Reporter: Dadan M. Ramdan | Editor: Khomarul Hidayat
KONTAN.CO.ID - JAKARTA. Wahana Lingkungan Hidup Indonesia (Walhi) menuntut pemerintah menindak tegas perusahaan tambang nikel di Halmahera yang terbukti melakukan pengabaian dalam pengelolaan lingkungan hidup sehingga mengakibatkan bencana banjir.
Tindakan hukum yang tegas diperlukan untuk memberikan efek jera dan memastikan perusahaan tambang bertanggung jawab atas kerusakan lingkungan yang mereka sebabkan.
"Hari ini terjadi lagi banjir, untuk kesekian kalinya di Halmahera lantaran hutannya sudah rusak, beralih fungsi menjadi kawasan smelter," kata Faizal Ratuela, Direktur Walhi Maluku Utara saat dihubungi KONTAN, Selasa (13/8/2024).
Menurut dia, akibat banjir yang berulang lantaran kerusakan lingkungan yang semakin paran tersebut otomatis menimbulkan kerugian ekonomi bagi warga yang terdampak. "Awalnya, hanya empat desa yang terdampak, kini mengancam delapan desa," sebutnya.
Baca Juga: Walhi Menolak Pembukaan Tambang Pasir Laut Hasil Sedimentasi, Ini Alasannya
Sebelumnya, pada 20 Juli 2024, banjir telah merendam desa-desa di Halmahera Tengah, antara lain desa Woejerana, Woekob, Lelilef Waibulen, dan Lukolamo. Bencana ini telah menyebabkan penderitaan bagi sedikitnya 6.567 penduduk dan ribuan pekerja tambang yang tersebar di empat desa tersebut.
Banjir tidak hanya menggenangi rumah-rumah warga, tetapi juga mengganggu aktivitas ekonomi dan memutus akses transportasi.

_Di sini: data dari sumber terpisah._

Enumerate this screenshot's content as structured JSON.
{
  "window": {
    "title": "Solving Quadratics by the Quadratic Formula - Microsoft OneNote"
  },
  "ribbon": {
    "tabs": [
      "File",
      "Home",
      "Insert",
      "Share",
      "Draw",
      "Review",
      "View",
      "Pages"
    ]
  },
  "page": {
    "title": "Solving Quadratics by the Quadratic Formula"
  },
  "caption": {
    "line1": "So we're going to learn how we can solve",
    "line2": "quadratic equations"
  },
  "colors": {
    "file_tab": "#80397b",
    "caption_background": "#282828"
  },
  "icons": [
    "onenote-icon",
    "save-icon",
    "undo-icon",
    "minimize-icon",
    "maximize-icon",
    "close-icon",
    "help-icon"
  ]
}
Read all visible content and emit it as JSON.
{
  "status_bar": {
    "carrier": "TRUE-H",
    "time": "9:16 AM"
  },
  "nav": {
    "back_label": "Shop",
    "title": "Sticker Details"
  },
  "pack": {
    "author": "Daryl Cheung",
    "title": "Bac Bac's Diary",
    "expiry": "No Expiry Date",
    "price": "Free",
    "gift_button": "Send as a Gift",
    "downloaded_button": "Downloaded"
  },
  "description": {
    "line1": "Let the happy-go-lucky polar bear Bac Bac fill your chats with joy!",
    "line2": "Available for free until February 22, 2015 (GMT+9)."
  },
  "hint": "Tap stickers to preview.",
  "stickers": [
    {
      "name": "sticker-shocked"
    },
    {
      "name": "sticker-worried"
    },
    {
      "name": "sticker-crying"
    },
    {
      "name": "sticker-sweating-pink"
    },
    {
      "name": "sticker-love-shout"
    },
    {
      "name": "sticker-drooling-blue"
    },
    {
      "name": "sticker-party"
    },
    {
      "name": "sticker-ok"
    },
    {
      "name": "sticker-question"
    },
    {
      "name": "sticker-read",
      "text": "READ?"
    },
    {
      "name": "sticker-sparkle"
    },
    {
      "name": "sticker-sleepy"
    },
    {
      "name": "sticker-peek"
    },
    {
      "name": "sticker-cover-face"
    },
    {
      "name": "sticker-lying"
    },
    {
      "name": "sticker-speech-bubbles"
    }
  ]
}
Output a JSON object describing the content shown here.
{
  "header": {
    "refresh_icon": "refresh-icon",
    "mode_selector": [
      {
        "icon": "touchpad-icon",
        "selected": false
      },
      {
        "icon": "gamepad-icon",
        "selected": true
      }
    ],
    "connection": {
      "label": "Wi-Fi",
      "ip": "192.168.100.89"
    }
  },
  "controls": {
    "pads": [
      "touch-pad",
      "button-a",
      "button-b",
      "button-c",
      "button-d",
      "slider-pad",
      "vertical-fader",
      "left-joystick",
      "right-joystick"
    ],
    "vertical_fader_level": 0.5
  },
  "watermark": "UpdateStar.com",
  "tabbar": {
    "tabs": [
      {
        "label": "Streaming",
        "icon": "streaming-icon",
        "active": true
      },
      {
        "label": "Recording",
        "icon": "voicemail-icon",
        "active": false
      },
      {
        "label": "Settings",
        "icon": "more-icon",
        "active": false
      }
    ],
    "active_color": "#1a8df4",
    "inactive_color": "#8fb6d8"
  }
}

Banjir yang merendam desa-desa di Halmahera Tengah tidak lepas dari rusaknya bentang alam di bagian hulu.
Dari cataan Walhi, dalam satu dekade terakhir, hutan primer seluas 188 ribu hektare (ha) telah mengalami deforestasi seluas 26.100 ha. Deforestasi ini terutama disebabkan oleh penambangan nikel yang masif di Halmahera Tengah. Saat ini di Halmahera Tengah terdapat 24 Izin Usaha Pertambangan (IUP) dengan luas konsesi mencapai 37.952,74 ha.
Faizal menjelaskan, akibat dari kegiatan pertambangan ini, ekosistem hutan tidak lagi berfungsi optimal dalam menahan laju air. Saat hujan dengan intensitas tinggi, air yang bercampur dengan tanah dan material logam mengalir dengan cepat ke wilayah dataran rendah dan pesisir, menyebabkan banjir yang parah.
Atas dasar itu, Walhi meminta pemerintah pusat segera melakukan moratorium industri pertambangan nikel di Maluku Utara, terutama yang masuk dalam kebijakan proyek strategis nasional. Moratorium ini diperlukan karena aktivitas pertambangan telah mengakibatkan bencana ekologi dan perampasan ruang hidup masyarakat di Maluku Utara.
Untuk mengatasi krisis ini dan mencegah bencana serupa di masa depan, Faizal bilang, diperlukan tindakan tegas dari pemerintah serta solidaritas dari seluruh lapisan masyarakat.
"Pemerintah harus segera menerapkan kebijakan yang efektif, melakukan penegakan hukum, dan memastikan bahwa kegiatan industri dilakukan dengan standar lingkungan yang tinggi," tandasnya.